Fixing the Perception Problem with Cradle to Cradle Certification
As reported in our last issue of EBN and on, Dow Styrofoam extruded polystyrene (XPS) has recently been Cradle to Cradle Certified by McDonough Braungart Design Chemistry (MBDC) at the Silver level (see EBN ). At first blush, this was shocking. How could a product that contains the brominated flame retardant HBCD be held up on a pedestal as a green product by what is often thought of as the gold standard of product certifications? (See EBN for more on polystyrene and HBCD.)
But when one digs more deeply, one realizes that, at the lower levels of certification (Basic and Silver), Cradle to Cradle Certification isn’t really a product certification at all. With respect to chemical content, this recognition indicates that a manufacturer has disclosed to MBDC everything that’s in the product and has pledged to improve the product over time (see EBNfor more on Cradle to Cradle Certification.) That’s all well and good, and we commend Dow for taking this impressive step with its products—indeed, we wish all companies would follow Dow’s lead.
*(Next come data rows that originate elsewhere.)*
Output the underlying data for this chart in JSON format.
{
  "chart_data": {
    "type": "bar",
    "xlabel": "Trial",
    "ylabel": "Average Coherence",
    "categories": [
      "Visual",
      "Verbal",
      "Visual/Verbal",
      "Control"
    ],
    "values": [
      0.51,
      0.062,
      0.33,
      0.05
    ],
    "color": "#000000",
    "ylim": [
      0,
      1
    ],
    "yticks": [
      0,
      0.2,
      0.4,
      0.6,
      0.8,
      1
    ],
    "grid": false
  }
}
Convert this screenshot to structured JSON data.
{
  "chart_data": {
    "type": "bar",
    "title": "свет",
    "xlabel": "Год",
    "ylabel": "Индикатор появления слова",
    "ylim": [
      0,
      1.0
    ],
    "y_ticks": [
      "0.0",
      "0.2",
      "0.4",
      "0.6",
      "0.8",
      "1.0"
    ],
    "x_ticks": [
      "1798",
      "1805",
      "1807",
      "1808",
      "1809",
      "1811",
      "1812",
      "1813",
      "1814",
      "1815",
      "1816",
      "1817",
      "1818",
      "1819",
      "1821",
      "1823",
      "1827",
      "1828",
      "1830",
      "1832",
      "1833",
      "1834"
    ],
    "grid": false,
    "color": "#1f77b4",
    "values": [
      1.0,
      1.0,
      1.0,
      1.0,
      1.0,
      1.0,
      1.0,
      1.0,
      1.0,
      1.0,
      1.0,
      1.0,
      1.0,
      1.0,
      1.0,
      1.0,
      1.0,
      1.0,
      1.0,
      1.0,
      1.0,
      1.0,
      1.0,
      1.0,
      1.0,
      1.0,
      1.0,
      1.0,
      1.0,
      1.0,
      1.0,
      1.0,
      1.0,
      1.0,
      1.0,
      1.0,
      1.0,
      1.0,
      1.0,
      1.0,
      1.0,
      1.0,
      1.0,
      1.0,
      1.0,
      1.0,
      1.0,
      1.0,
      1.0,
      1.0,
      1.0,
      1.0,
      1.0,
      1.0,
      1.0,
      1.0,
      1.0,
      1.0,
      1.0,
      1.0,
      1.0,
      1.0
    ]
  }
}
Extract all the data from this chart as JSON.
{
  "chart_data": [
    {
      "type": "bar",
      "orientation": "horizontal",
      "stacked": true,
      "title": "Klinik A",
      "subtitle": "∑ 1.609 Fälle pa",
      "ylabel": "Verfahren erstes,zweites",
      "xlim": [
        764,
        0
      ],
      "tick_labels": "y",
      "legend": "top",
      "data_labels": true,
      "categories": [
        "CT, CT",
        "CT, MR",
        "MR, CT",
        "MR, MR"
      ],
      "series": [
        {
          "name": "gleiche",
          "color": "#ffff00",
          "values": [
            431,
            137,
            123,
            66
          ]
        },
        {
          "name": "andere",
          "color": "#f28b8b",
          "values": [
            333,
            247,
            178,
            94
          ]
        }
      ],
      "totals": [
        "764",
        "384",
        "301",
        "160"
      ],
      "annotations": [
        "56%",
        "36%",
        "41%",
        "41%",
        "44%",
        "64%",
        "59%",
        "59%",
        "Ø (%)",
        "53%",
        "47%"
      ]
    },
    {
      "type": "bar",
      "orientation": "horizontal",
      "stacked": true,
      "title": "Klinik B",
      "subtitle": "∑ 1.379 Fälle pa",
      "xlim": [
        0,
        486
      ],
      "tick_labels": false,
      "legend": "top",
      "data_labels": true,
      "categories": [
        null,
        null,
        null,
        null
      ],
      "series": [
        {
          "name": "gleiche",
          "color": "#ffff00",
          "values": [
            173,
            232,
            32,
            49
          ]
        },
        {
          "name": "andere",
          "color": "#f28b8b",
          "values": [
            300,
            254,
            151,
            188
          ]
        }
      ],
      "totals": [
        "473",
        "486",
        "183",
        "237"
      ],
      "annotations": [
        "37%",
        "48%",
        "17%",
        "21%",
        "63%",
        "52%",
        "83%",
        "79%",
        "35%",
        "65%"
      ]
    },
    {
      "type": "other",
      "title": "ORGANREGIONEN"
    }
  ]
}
Here’s the problem: for designers—even those at the leading edge of green building—any level of Cradle to Cradle Certification creates a perception that the certified product is green. We call on MBDC to fix this problem, and we offer the following suggestion for doing so: at the Gold and Platinum levels, continue to refer to Cradle to Cradle Certification as a product certification. At these levels, a product must pass muster with a robust set of filters ensuring that it is safe for humans and imparts minimal damage to the environment; designers can be fairly confident that such products are indeed green.
But at the Basic and Silver levels, MBDC should not refer to this level of review as “certification.” MBDC should come up with language that clearly conveys that such a product is being reviewed by the Cradle to Cradle program and that the company has committed to work with MBDC to make it better. That’s important and a huge step for a manufacturer—so it deserves to be recognized—but to call it “certification” is misleading.
MBDC has a unique role to play in the green building products world, and the process of working with manufacturers to help them improve their products is tremendous. But if the credibility of Cradle to Cradle Certification is compromised by creating the perception that a product is green when that’s not really the case, MBDC’s potential to continue driving the industry forward could be threatened.